Depuis Hambourg, sa ville natale, son enfance et son passé dont il a lui-même donné plusieurs versions, on sait que Karl a été un enfant roi, dans une famille qui n’est pas du tout dans le besoin, un petit garçon assez différent des autres, qui passe son temps à dessiner alors que les autres gamins de son âge jouent à l’extérieur. Un petit garçon qui peut être arrogant et snob, parfois d’une suffisance étonnante, sûr de sa supériorité et de sa distinction, un petit garçon plutôt préservé par la guerre.
Soixante-quinze ans plus tard, alors qu’il est adulé du monde entier, Karl Lagerfeld, de retour dans sa ville, ne veut pas avoir à évoquer ce passé. Il est allemand, mais absent de cette histoire.
A 19 ans, il quitte l’Allemagne et ses parents.
Il ne jure que par Paris. Il est doué pour le dessin et porte un intérêt marqué pour les vêtements.
C’est à Paris, qu’il veut retrouver la magie du premier défilé auquel il a assisté avec sa mère : le 13 décembre 1949, Dior présente sa dernière collection à Hambourg. Un véritable éblouissement pour le jeune allemand.
Et très vite, Karl arrive à gagner sa vie grâce à ses dessins de mode, grâce aussi au prix remporté lors d’un concours organisé par la marque Woolmark.
Primé en même temps que lui cette année-là, celui qui marquera une grande partie de son existence : Yves Saint Laurent, adoré puis haï, admiré et jalousé. Son plus grand rival.
De chez Patou, où Karl est nommé directeur artistique en 59, et où il s’ennuie ferme, en passant par Chloé, et Fendi, Karl commence à se faire un nom quand il rencontre Andy Warhol.
Même s’il n’est pas mondialement connu comme l’artiste américain, sa notoriété monte tout doucement en puissance.
Tout va donc bien pour lui professionnellement.
Sentimentalement, c’est autre chose.
Karl est homo, il l’a toujours su. Un homo d’une genre particulier explique Bacqué.
Il goûte la sensualité des hommes, c’est certain – même s’il n’aime rien tant que d’habiller le corps des femmes. Mais le sexe ne semble pas l’intéresser.
A 38 ans, Karl Lagerfeld rencontre celui qui sera l’amour de sa vie : Jacques de Bascher, un dandy au look proustien, qu’il entretiendra durant de longues années.
Si le couturier dit ne rien posséder, il touche un pourcentage conséquent sur toutes ses créations et gagne très très bien sa vie.

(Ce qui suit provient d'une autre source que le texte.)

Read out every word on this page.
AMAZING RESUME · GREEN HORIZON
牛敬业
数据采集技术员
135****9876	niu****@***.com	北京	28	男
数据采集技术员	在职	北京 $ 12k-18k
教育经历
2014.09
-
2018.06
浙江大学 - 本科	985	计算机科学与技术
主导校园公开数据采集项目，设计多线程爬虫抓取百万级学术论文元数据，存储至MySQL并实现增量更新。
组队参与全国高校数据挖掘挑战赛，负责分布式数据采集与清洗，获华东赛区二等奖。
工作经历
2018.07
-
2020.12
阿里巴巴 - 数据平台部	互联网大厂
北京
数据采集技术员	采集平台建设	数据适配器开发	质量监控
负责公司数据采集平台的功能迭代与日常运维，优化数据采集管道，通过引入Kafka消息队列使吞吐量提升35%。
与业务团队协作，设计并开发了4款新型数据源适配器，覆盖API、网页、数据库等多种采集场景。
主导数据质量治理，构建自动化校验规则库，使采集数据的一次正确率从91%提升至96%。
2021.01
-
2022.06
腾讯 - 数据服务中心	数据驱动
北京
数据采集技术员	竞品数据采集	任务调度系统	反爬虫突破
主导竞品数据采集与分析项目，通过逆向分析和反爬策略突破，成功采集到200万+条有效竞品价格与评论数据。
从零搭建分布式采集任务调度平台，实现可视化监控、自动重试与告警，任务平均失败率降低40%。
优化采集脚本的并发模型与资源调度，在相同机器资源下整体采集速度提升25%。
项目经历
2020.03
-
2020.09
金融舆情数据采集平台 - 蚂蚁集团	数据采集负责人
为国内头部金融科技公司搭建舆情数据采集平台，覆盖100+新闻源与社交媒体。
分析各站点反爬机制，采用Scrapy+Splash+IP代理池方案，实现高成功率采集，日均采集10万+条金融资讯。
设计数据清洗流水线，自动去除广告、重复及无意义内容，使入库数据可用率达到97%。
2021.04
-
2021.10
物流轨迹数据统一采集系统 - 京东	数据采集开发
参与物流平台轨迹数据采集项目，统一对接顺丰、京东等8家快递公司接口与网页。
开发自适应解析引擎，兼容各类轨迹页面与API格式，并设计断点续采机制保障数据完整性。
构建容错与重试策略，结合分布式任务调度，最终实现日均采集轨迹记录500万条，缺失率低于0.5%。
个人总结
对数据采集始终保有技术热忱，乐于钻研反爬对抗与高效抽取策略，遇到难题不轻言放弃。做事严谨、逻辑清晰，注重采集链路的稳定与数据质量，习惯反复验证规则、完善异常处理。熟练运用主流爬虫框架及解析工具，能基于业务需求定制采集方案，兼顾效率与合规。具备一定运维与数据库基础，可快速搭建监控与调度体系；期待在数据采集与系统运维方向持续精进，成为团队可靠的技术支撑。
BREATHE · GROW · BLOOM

Ce sera encore mieux à partir de 1983 quand il est engagé par les propriétaires de la maison Chanel.
Une arrivée qui secoue la planète mode… Un Allemand peut-il incarner l’essence même de la mode française ?
Son premier défilé n’arrivera pas vraiment à convaincre : le couturier se replonge dans les archives de la maison et y introduit ce brin de subversion que l’époque attend.
Et là, bingo, ça marche, les ventes s’envolent.
La consécration est proche pour celui qui est non seulement un couturier extrêmement créatif, mais aussi un communicant exceptionnel, ce qui fait que chaque jour, le Kaiser étend un peu plus son empire…
C’est cet empire que raconte Raphaëlle Bacqué qui lève un coin du voile sur la personnalité si mystérieuse de Karl Lagerfeld, et c’est absolument passionnant.
Une enquête commencée plusieurs mois avant le 19 février 2019, date de la mort du couturier.
Une enquête menée grâce aux témoignages de dizaines de personnes qui ont accepté de partager leurs souvenirs et leur vécu avec ce personnage hors du commun.
Une enquête pour laquelle la journaliste a plongé dans les backrooms des boîtes gays et les ateliers de haute couture, de Hambourg à New York, de Paris à Monaco, en passant par les défilés et les salons des puissants de ce monde.
Une enquête pour découvrir la vraie face de cet empereur de la mode, connu et reconnu partout, cet empereur qui s’est si souvent caché derrière ses lunettes noires, pour essayer d’éviter que tous ses secrets soient dévoilés.
On ne lâche pas un instant Kaiser Karl.